Il dibattito è stato incentrato sul quesito: Quale modello culturale di integrazione dei cittadini stranieri per le aree interne del Sud Italia?
Ad avvicinare l’argomento al Molise ci ha pensato Norberto Lombardi, il quale ha fornito qualche dettaglio sul fenomeno dell’immigrazione sul territorio molisano “indispensabile per continuare a mantenere la popolazione su numeri che possano garantire l’autonomia della regione”.
“I dati parlano chiaro – le parole di Norberto Lombardi – e dicono che nel 2050 la popolazione molisana non supererà le 250mila unità. Su questi numeri il problema della difesa dell’autonomia della regione Molise non si porrà proprio. Si assiste a una drammatica lacerazione delle zone interne, i giovani partono dal Molise, però il trend di arrivo degli stranieri è in crescita. Dislocati sul territorio molisano, nel 2014, ci sono stati 10.800 stranieri, quasi ottomila a Campobasso e quasi tremila nella provincia di Isernia, grazie ai quali ci sono state 123 nascite, che hanno compensato il ridimensionamento demografico, che vede in Molise una prevalenza dei decessi sulle nascite”.

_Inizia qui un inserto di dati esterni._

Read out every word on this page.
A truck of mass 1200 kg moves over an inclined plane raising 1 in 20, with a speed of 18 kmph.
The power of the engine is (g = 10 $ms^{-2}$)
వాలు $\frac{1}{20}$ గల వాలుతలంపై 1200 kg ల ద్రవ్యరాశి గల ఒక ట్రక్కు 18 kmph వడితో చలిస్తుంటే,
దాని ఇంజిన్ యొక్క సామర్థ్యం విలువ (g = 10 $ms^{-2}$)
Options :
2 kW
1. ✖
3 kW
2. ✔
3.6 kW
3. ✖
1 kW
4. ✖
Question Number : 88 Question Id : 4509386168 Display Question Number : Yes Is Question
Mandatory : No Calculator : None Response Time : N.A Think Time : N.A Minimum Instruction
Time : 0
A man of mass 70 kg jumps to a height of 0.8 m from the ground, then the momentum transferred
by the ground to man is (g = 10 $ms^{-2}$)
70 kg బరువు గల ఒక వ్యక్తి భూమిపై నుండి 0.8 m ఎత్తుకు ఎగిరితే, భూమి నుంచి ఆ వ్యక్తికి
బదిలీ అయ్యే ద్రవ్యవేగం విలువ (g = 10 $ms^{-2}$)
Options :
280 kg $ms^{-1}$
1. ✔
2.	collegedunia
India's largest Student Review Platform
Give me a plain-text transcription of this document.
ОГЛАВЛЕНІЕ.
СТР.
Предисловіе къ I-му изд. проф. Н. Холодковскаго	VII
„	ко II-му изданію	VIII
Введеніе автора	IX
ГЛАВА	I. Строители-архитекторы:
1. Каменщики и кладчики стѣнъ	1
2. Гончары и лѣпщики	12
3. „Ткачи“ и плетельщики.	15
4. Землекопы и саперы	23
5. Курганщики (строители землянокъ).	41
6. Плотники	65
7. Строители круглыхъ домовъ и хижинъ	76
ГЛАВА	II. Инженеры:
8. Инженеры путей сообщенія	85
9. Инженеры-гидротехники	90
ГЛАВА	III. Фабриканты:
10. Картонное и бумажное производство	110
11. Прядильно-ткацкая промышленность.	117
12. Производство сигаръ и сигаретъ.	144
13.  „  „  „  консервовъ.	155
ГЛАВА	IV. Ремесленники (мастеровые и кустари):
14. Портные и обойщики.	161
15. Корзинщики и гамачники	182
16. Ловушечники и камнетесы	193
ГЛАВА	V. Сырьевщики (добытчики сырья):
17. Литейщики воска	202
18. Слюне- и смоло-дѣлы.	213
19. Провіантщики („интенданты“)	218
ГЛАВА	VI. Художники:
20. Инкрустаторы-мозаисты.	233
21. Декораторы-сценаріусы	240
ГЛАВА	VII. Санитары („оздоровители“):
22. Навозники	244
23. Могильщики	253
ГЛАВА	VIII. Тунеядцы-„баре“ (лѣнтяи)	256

“Il Molise può vedere negli stranieri una risorsa per il territorio – le parole di Norberto Lombardi – ma occorre lavorare per far sì che il fenomeno dell’immigrazione possa concorrere a sviluppare l’economia molisana, coinvolgendo in questo processo le aree interne. Gli stranieri, ovviamente, tendono a stabilirsi nelle zone di maggiore densità di attività produttive e di maggiore densità della popolazione. Occorrerebbe mettere in essere politiche che invoglino gli immigrati a spostarsi nelle aree interne, da rilanciare dal punto di vista demografico e produttivo. È necessaria una politica diversa, a iniziare dal sistema di controllo sullo sfruttamento. Il Molise – ha concluso Lombardi – ha più bisogno degli stranieri, rispetto al fenomeno inverso, ma mancano politiche pubbliche efficaci. Sviluppo vuol dire anche coesione sociale, che si realizza soltanto attraverso un lavoro sulla interculturalità. E questa è la direzione cui devono andare gli indirizzi politici del welfare”.